Etappe 10 – Von Creuzburg nach Tann

Zurück auf dem Werratal- Radweg unterquerten wir heute zunächst die A4 Bad Hersfeld – Görlitz mit seiner beeindruckenden hohen Autobahnbrücke und gelangen nach Hörschel. Hier beginnt der Rennsteig, auf dessen Ende ich in ein paar Tagen erneut treffen sollte. Wir queren die Eisenbahnverbindung zwischen Eisenach und Kassel, welche früher neben der Autobahn ein wichtiger Knotenpunkt für Transitreisen zwischen beiden deutschen Staaten war. Selbst aus dem Nachbarort meiner Heimatstadt konnte man mit dem sogenannten „Interzonenzug“ bis nach Düsseldorf reisen. Also auch die Verwandtschaft in Dortmund erreichen, wenn man ein entsprechendes Visa hatte und die notwendige politische Treue aufzeigen konnte.

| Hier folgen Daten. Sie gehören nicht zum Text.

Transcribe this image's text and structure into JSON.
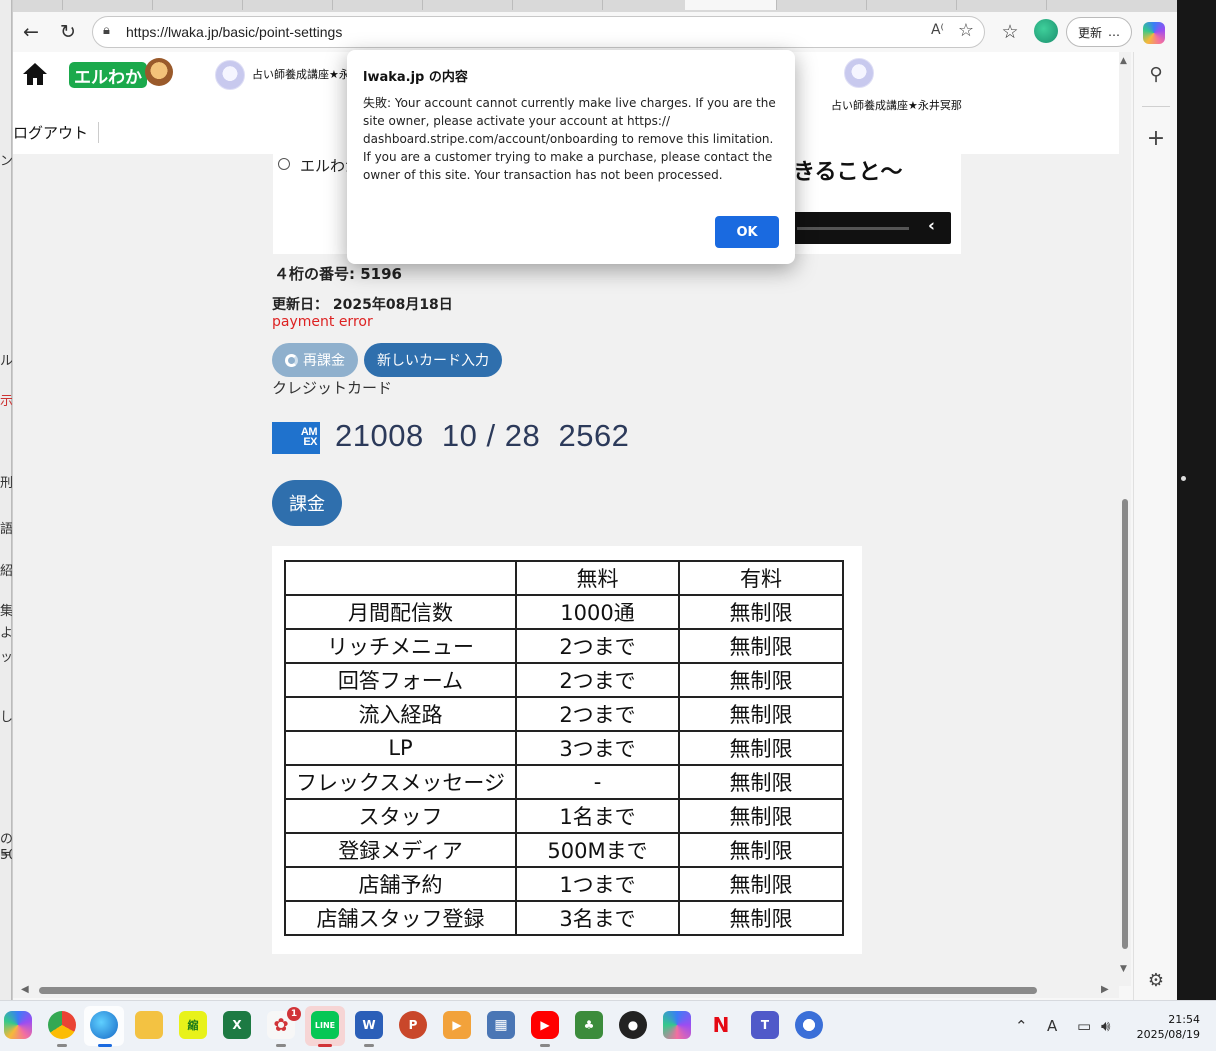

Bei Berka verlassen wir kurz das Werratal über einen kleinen Anstieg um in Selbiges bei Heringen (Werra) mit Blick auf den Monte Kali wieder zu fahren. In meinem Reiseführer las ich vom Kali- Museum und geführten LKW- Touren hinauf zum Kaliberg. Leider war gerade am Etappentag beides geschlossen. Und so kürzten wir über einen weiteren Hügel ab bevor wir nach Vacha gelangen. Mit jedem Hügel steigt auch die Kondition von Andi trotz der Hitze und des deutlich höheren Gewichtes seines voll bepackten Trekkingrades. Und bergab hat er, dank größerer Räder sowieso einen Vorteil gegenüber meinen vom Mountainbike.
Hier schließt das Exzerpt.